おそるおそる、壊れた床板に注意しながらわたしたちは中に入っていった。広い玄関ホールは列柱の影になっていて薄暗く、まっすぐで美しいコロニアル様式の階段を背にしている。向かって右手の場所には、セイヨウバラがあふれんばかりに描かれているカーペットが敷き詰められ、オルガンが一台、古びて黒ずんだ絵の下に置いてあった。絵はかすかに前方に傾いていて、なんだかわたしたちに驚いているように見えた。
キッチンに入ってみると、重々しくどっしりした鉄製のかまどが倒れかかるぞ、とわたしたちを脅しているかのよう。おまけにその台所には、ほこりが厚く積もったテーブルがあり、ほこりまみれのカップと、ひからびた年代物のドーナツをのせた皿が置いてあった。そうして椅子が、テーブルからわずかに後ろにやられて。
「こんなとこまで来てしまってごめんなさい」わたしは心から夫に謝った。おぞましいドーナツを見ていると、手が震えてくる。「わたしたち、お昼の邪魔をしちゃったのよ。早く行きましょう」
「もしこの町に家がたった一軒しかないんじゃなかったら……」と夫は言っていたが、それでも足早にわたしのあとを追って外に出た。

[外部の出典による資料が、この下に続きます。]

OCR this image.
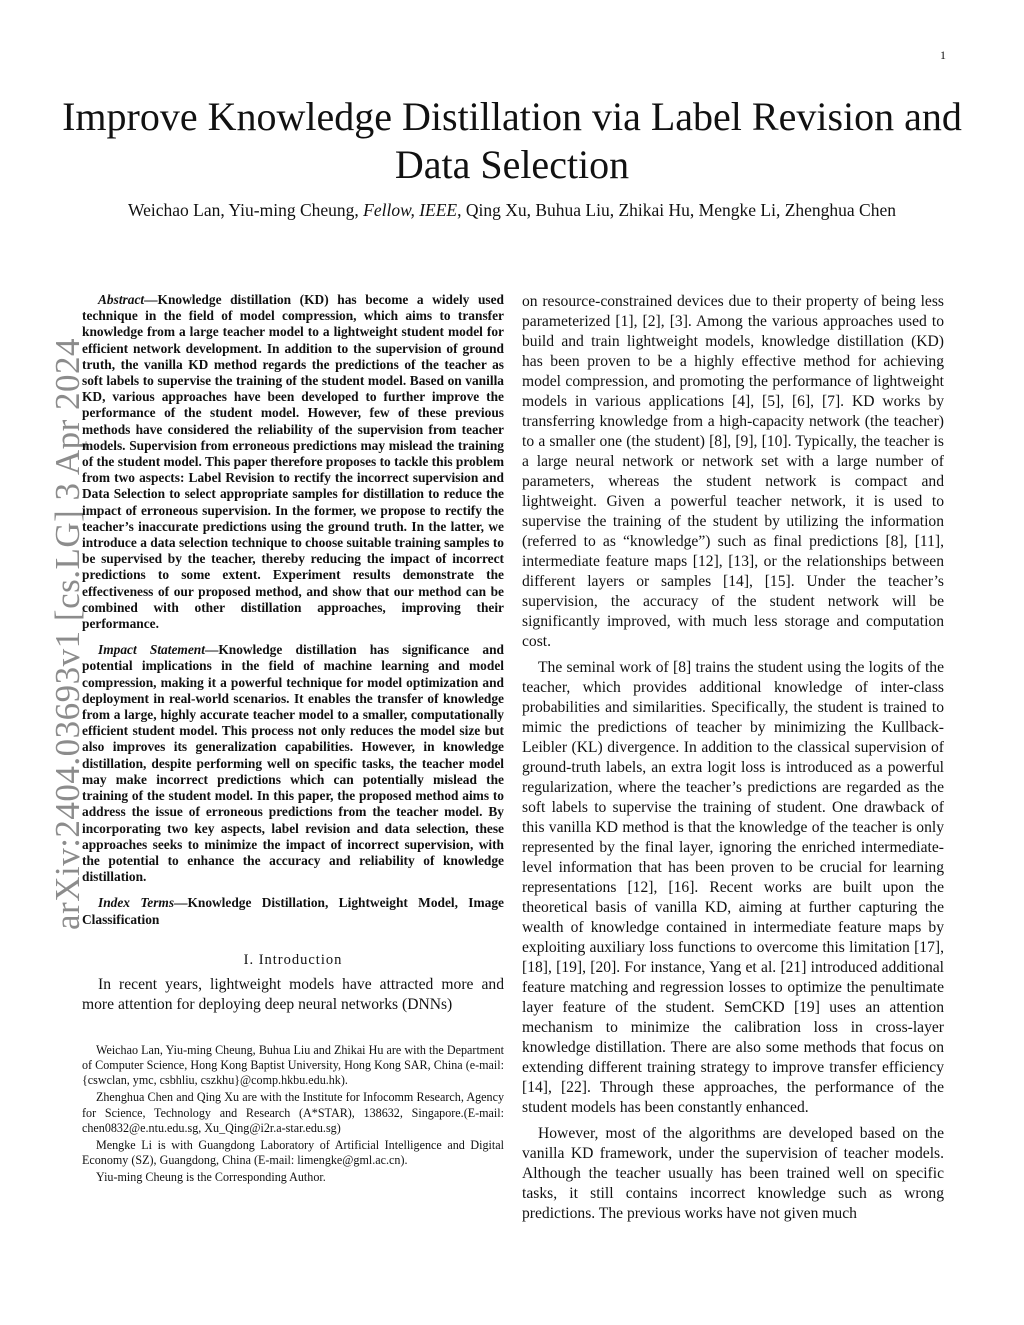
1
arXiv:2404.03693v1 [cs.LG] 3 Apr 2024
Improve Knowledge Distillation via Label Revision and Data Selection
Weichao Lan, Yiu-ming Cheung, Fellow, IEEE, Qing Xu, Buhua Liu, Zhikai Hu, Mengke Li, Zhenghua Chen

Abstract—Knowledge distillation (KD) has become a widely used technique in the field of model compression, which aims to transfer knowledge from a large teacher model to a lightweight student model for efficient network development. In addition to the supervision of ground truth, the vanilla KD method regards the predictions of the teacher as soft labels to supervise the training of the student model. Based on vanilla KD, various approaches have been developed to further improve the performance of the student model. However, few of these previous methods have considered the reliability of the supervision from teacher models. Supervision from erroneous predictions may mislead the training of the student model. This paper therefore proposes to tackle this problem from two aspects: Label Revision to rectify the incorrect supervision and Data Selection to select appropriate samples for distillation to reduce the impact of erroneous supervision. In the former, we propose to rectify the teacher’s inaccurate predictions using the ground truth. In the latter, we introduce a data selection technique to choose suitable training samples to be supervised by the teacher, thereby reducing the impact of incorrect predictions to some extent. Experiment results demonstrate the effectiveness of our proposed method, and show that our method can be combined with other distillation approaches, improving their performance.

Impact Statement—Knowledge distillation has significance and potential implications in the field of machine learning and model compression, making it a powerful technique for model optimization and deployment in real-world scenarios. It enables the transfer of knowledge from a large, highly accurate teacher model to a smaller, computationally efficient student model. This process not only reduces the model size but also improves its generalization capabilities. However, in knowledge distillation, despite performing well on specific tasks, the teacher model may make incorrect predictions which can potentially mislead the training of the student model. In this paper, the proposed method aims to address the issue of erroneous predictions from the teacher model. By incorporating two key aspects, label revision and data selection, these approaches seeks to minimize the impact of incorrect supervision, with the potential to enhance the accuracy and reliability of knowledge distillation.

Index Terms—Knowledge Distillation, Lightweight Model, Image Classification

I. Introduction

In recent years, lightweight models have attracted more and more attention for deploying deep neural networks (DNNs)

Weichao Lan, Yiu-ming Cheung, Buhua Liu and Zhikai Hu are with the Department of Computer Science, Hong Kong Baptist University, Hong Kong SAR, China (e-mail:{cswclan, ymc, csbhliu, cszkhu}@comp.hkbu.edu.hk).

Zhenghua Chen and Qing Xu are with the Institute for Infocomm Research, Agency for Science, Technology and Research (A*STAR), 138632, Singapore.(E-mail: chen0832@e.ntu.edu.sg, Xu_Qing@i2r.a-star.edu.sg)

Mengke Li is with Guangdong Laboratory of Artificial Intelligence and Digital Economy (SZ), Guangdong, China (E-mail: limengke@gml.ac.cn).

Yiu-ming Cheung is the Corresponding Author.

on resource-constrained devices due to their property of being less parameterized [1], [2], [3]. Among the various approaches used to build and train lightweight models, knowledge distillation (KD) has been proven to be a highly effective method for achieving model compression, and promoting the performance of lightweight models in various applications [4], [5], [6], [7]. KD works by transferring knowledge from a high-capacity network (the teacher) to a smaller one (the student) [8], [9], [10]. Typically, the teacher is a large neural network or network set with a large number of parameters, whereas the student network is compact and lightweight. Given a powerful teacher network, it is used to supervise the training of the student by utilizing the information (referred to as “knowledge”) such as final predictions [8], [11], intermediate feature maps [12], [13], or the relationships between different layers or samples [14], [15]. Under the teacher’s supervision, the accuracy of the student network will be significantly improved, with much less storage and computation cost.

The seminal work of [8] trains the student using the logits of the teacher, which provides additional knowledge of inter-class probabilities and similarities. Specifically, the student is trained to mimic the predictions of teacher by minimizing the Kullback-Leibler (KL) divergence. In addition to the classical supervision of ground-truth labels, an extra logit loss is introduced as a powerful regularization, where the teacher’s predictions are regarded as the soft labels to supervise the training of student. One drawback of this vanilla KD method is that the knowledge of the teacher is only represented by the final layer, ignoring the enriched intermediate-level information that has been proven to be crucial for learning representations [12], [16]. Recent works are built upon the theoretical basis of vanilla KD, aiming at further capturing the wealth of knowledge contained in intermediate feature maps by exploiting auxiliary loss functions to overcome this limitation [17], [18], [19], [20]. For instance, Yang et al. [21] introduced additional feature matching and regression losses to optimize the penultimate layer feature of the student. SemCKD [19] uses an attention mechanism to minimize the calibration loss in cross-layer knowledge distillation. There are also some methods that focus on extending different training strategy to improve transfer efficiency [14], [22]. Through these approaches, the performance of the student models has been constantly enhanced.

However, most of the algorithms are developed based on the vanilla KD framework, under the supervision of teacher models. Although the teacher usually has been trained well on specific tasks, it still contains incorrect knowledge such as wrong predictions. The previous works have not given much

ミスター・フィールディングは立ち上がってわたしたちを迎えてくれている。柱の間を通ってわたしたちは降りていった。近くまできたところで、ミスター・フィールディングは「天気が崩れそうだ。朝までには雪になりますよ」
彼は神妙な顔つきで天気のことを話しながら、わたしたちを駅まで送ってくれた。列車が駅に入ってきたところでこう言った。「では、春にこっちにいらっしゃるまでに、多少修繕しておきますよ」
「少し教えてほしいんですけど」とわたしは言った。「あの家に誰も住まなくなって、どのくらいになるんですか?」
「おじいさんが亡くなってからです。」と彼は言った。「四年ほどになるでしょうかな」
「でも、片付けたりしなかったんですか?」わたしはなおも言った。「遺品を整理したりは?」
「実際のところ人に貸すつもりはなかったんです」と思慮深げな声で言った。「だからさっさと片付ける必要もなくてね」
わたしたちが列車に乗り込むと、ミスター・フィールディングは心のこもった顔でわたしたちに手を振ってくれた。

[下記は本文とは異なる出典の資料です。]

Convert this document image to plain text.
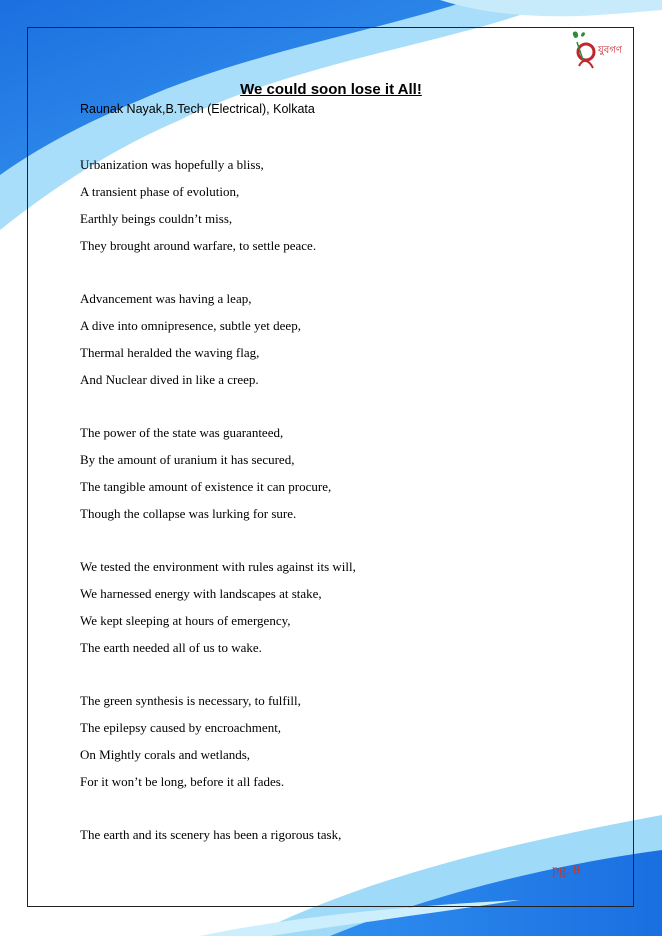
যুবগণ
We could soon lose it All!
Raunak Nayak,B.Tech (Electrical), Kolkata
Urbanization was hopefully a bliss,
A transient phase of evolution,
Earthly beings couldn’t miss,
They brought around warfare, to settle peace.
Advancement was having a leap,
A dive into omnipresence, subtle yet deep,
Thermal heralded the waving flag,
And Nuclear dived in like a creep.
The power of the state was guaranteed,
By the amount of uranium it has secured,
The tangible amount of existence it can procure,
Though the collapse was lurking for sure.
We tested the environment with rules against its will,
We harnessed energy with landscapes at stake,
We kept sleeping at hours of emergency,
The earth needed all of us to wake.
The green synthesis is necessary, to fulfill,
The epilepsy caused by encroachment,
On Mightly corals and wetlands,
For it won’t be long, before it all fades.
The earth and its scenery has been a rigorous task,
pg. 8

それから二週間というもの、わたしは断固として非現実的な信念を手放すまいとしていた。仮に、あの家が町でたったひとつの空き家であっても、いや、世界中でただ一軒の家であってもかまわない、その結果、公園で野宿する羽目になろうとも、ひからびたふたつのドーナツのある家に住むのだけはお断りだ。

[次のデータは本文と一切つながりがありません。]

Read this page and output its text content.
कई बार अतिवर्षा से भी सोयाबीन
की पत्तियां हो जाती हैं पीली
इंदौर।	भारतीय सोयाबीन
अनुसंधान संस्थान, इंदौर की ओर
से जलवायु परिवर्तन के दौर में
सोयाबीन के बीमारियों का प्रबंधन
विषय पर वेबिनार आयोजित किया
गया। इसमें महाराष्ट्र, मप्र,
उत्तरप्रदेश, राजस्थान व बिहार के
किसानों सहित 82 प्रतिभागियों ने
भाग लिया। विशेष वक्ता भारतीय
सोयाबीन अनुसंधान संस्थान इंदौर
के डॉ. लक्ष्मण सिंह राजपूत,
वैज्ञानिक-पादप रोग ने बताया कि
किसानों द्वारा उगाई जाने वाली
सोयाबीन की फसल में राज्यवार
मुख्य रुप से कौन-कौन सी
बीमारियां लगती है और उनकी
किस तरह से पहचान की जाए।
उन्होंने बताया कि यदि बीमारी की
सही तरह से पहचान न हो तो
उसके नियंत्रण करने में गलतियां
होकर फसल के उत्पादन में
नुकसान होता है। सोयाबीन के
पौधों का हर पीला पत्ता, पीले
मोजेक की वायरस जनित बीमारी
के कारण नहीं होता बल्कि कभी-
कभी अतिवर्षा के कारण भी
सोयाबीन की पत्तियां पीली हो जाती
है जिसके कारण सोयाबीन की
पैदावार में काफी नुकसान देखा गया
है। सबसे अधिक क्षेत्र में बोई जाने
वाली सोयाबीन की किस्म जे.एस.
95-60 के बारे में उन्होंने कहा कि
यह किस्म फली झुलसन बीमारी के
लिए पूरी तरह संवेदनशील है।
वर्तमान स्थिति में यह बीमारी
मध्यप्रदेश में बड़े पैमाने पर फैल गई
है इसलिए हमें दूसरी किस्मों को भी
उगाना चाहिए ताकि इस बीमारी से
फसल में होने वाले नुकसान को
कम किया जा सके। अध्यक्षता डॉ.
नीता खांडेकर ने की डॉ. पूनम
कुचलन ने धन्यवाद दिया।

だが、そのつぎの週になってミスター・フィールディングからの手紙を受け取ったのである。あの家をいま、修繕しているところだ。賃貸料は月額50ドルいただくのでは、高すぎるだろうか?
「どうやらあなたは家を借りることにしたようね」わたしは理に適わないことを夫に言った。
「たぶん、ぼくたちが中へ入ったからだろうよ」と夫は言った。「これまで誰もあの家に入るまではいかなかった。そこへ、ぼくたちが入っていったから、おそらくそれが賃貸契約を構成してしまったのさ」
(この項つづく)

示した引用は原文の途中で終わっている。